(Source: New Energy Times) Nuclear reactions have been replicated at Osaka University.
The ICCF10 international gathering of "low energy nuclear reaction
(LENR)" scientists has just been completed in Cambridge,
Massachusetts. The results presented at this meeting seem destined to
affect the course of solid state and nuclear science. Probably the most
important of the results were those concerned with a unique form of
nuclear transmutation reported a year ago by Iwamura et al. of
Mitsubishi Heavy Industries. (Click here for their papers from ICCF-7,
The Mitsubishi transmutations occur on
a deuterided metal substrate. The transmutations convert carefully
deposited surface cesium atoms into the rare earth praseodymium. These
transmutation reactions have now been duplicated by Osaka University
scientists. They have repeated the transmutations several times. The
Osaka praseodymium product has been verified by neutron activation
analysis (NAA) at the Japan Atomic Energy Institute.
Meanwhile, Mitsubishi Heavy Industries has
continued to make progress. The Mitsubishi scientists have further
confirmed the identification of the praseodymium product, using a number
of independent diagnostic techniques. They have shown that the
transmutation occurs both with chemically deposited and ion-implanted
cesium atoms. Surface profiling studies have been carried out and have
located where the reaction occurs by measuring the depth distribution of
cesium loss and praseodymium creation. The results show that the nuclear
reaction is a surface or near-surface reaction on the substrate metal.
Precise chemical analyses of the bulk metal substrate have shown that
the praseodymium nuclear product is much too plentiful to be due to
impurity migration from the bulk.
In the Mitsubishi process, a nuclear active form
of deuterium is created from a flowing stream of deuterium atoms inside
a metal. The flowing stream is forced to encounter and overcome
specially designed internal diffusion barriers. A new form of active
deuterium is created during this inhibited diffusion process. The active
deuterium is able to spread out and interact with the nuclei of target
atoms despite the deuteron charge. The nuclear reactions are of a
specific type. They are deuteron addition reactions in which 4 deuterons
(or 2 alpha particles) are absorbed by a target nucleus. The cesium
conversion reactions can be viewed as the inverse of alpha-particle
radioactive decays, which were discovered and characterized by Becqueral,
Curie, and Rutherford near the end of the 19th century. The cesium
reaction has been called a 2-alpha addition reaction. The full range of
addition reactions that can occur using nuclear active deuterium has yet
to be determined. The Mitsubishi work identified both: (1) a
reproducible method for creating the active deuterium, and (2) a clear
diagnostic method that quantifies its presence.
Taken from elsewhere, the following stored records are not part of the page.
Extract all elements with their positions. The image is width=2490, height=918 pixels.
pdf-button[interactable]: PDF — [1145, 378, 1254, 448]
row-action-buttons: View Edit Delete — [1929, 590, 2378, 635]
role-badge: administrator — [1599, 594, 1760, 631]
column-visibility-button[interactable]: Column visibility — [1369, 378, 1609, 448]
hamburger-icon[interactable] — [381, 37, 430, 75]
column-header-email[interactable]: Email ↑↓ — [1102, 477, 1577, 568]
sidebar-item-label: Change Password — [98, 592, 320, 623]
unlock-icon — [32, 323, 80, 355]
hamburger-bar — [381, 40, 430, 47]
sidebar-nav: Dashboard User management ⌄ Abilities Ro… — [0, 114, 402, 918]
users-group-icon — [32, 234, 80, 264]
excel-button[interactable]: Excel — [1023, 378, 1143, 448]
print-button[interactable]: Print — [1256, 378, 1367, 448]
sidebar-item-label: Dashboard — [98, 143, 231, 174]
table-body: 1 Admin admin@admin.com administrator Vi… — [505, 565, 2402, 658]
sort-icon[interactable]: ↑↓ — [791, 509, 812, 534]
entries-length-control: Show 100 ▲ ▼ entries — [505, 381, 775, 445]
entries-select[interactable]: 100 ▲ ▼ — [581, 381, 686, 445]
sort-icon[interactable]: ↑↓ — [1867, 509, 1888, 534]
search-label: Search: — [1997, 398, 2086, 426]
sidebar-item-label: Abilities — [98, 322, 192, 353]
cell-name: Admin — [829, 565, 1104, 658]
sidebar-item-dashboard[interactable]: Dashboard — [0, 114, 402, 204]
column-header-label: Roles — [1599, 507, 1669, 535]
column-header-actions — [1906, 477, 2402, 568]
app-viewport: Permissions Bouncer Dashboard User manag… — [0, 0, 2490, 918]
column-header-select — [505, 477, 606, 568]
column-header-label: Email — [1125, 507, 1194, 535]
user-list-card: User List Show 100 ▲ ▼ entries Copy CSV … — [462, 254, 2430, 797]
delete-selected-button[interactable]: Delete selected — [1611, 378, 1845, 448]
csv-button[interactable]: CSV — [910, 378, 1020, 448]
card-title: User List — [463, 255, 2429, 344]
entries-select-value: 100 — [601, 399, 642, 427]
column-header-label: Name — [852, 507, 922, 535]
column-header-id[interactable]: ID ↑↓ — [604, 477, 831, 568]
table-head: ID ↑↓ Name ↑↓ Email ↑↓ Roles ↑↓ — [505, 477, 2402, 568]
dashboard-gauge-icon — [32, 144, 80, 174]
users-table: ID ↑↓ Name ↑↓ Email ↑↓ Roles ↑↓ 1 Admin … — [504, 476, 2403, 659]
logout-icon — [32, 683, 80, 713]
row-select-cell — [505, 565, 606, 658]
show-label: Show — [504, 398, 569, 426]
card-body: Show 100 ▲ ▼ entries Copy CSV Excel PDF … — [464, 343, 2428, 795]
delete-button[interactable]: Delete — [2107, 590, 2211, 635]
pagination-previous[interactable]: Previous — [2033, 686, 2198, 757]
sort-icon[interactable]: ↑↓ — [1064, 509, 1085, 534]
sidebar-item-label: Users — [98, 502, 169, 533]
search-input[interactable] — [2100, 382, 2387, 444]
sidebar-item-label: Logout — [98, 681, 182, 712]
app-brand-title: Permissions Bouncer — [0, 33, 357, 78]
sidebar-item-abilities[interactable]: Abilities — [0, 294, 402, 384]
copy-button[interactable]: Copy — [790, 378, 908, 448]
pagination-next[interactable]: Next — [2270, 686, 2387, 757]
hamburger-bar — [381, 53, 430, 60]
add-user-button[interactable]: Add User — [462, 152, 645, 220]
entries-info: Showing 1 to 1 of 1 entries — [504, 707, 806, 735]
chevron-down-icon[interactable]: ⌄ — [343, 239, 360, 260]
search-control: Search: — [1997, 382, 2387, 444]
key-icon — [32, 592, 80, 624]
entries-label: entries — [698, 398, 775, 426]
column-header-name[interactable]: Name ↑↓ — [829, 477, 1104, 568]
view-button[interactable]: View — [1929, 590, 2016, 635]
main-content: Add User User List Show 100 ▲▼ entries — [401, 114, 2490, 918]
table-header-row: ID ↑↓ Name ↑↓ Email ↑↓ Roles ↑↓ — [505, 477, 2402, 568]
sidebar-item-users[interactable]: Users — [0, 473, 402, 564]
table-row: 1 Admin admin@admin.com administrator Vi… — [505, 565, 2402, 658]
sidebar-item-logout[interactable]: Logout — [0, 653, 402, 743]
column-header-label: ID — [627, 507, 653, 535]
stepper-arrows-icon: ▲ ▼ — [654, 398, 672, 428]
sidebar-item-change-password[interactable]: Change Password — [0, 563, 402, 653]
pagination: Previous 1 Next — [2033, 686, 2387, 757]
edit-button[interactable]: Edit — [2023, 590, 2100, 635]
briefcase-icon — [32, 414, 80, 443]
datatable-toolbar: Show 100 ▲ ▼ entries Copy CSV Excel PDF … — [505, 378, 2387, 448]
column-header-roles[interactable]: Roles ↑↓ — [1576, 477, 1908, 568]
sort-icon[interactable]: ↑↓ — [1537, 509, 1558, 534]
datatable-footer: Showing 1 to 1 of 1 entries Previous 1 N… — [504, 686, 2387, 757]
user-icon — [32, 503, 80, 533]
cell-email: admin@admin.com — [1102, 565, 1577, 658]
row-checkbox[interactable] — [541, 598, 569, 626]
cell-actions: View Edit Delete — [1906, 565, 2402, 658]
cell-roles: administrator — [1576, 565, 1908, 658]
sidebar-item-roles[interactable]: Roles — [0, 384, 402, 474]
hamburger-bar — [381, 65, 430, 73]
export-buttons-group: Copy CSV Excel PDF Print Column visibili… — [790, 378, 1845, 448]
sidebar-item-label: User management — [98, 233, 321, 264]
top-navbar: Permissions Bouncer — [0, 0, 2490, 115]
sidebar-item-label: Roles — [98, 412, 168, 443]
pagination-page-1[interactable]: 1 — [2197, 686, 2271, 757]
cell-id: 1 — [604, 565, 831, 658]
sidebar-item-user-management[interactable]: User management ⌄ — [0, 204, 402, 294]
The Osaka and Mitsubishi studies provide solid
evidence that deuteron or alpha-addition nuclear reactions can be made
to reproducibly occur on solid metal at a temperature below that of
boiling water. The new results were reported by Iwamura of Mitsubishi
Heavy Industries and Higashiyama of the Nuclear Engineering Department
of Osaka University. The Osaka low energy nuclear work is lead by Akito
Takahashi. The original Mitsubishi discoveries have been published in
English in the internationally respected Japan Journal of Applied
Physics (Iwamura et al., 2002), and are available on the web at at http://jjap.ipap.jp/journal/pdf/JJAP-41-7R/4642.pdf.
The new discoveries remind one of the beginnings
of neutron-capture physics. In 1932 Chadwick discovered the neutron. His
neutrons were produced by the impact of alpha particles on beryllium.
Within a few years a large number of previously non-existing types of
nuclei were synthesized by exposure of various target elements to
neutron irradiation. During these neutron-absorption studies uranium
fission was discovered and the new element plutonium was synthesized. By
the end of 1942 the first controlled nuclear reactor was already in
operation. A nuclear power plant was generating electricity in 1955.
It seems likely that the larger international
community will build on the Japanese work. Further attempts to replicate
the Mitsubishi protocol are in progress. Hubler at the U.S. Naval
Research Lab announced plans for replication testing in consultation
with the Mitsubishi scientists. It is to be hoped that the world
community will quickly join in an effort to better understand the new
active deuterium matter form, its reaction physics, and its usefulness
in generating safe nuclear energy heat.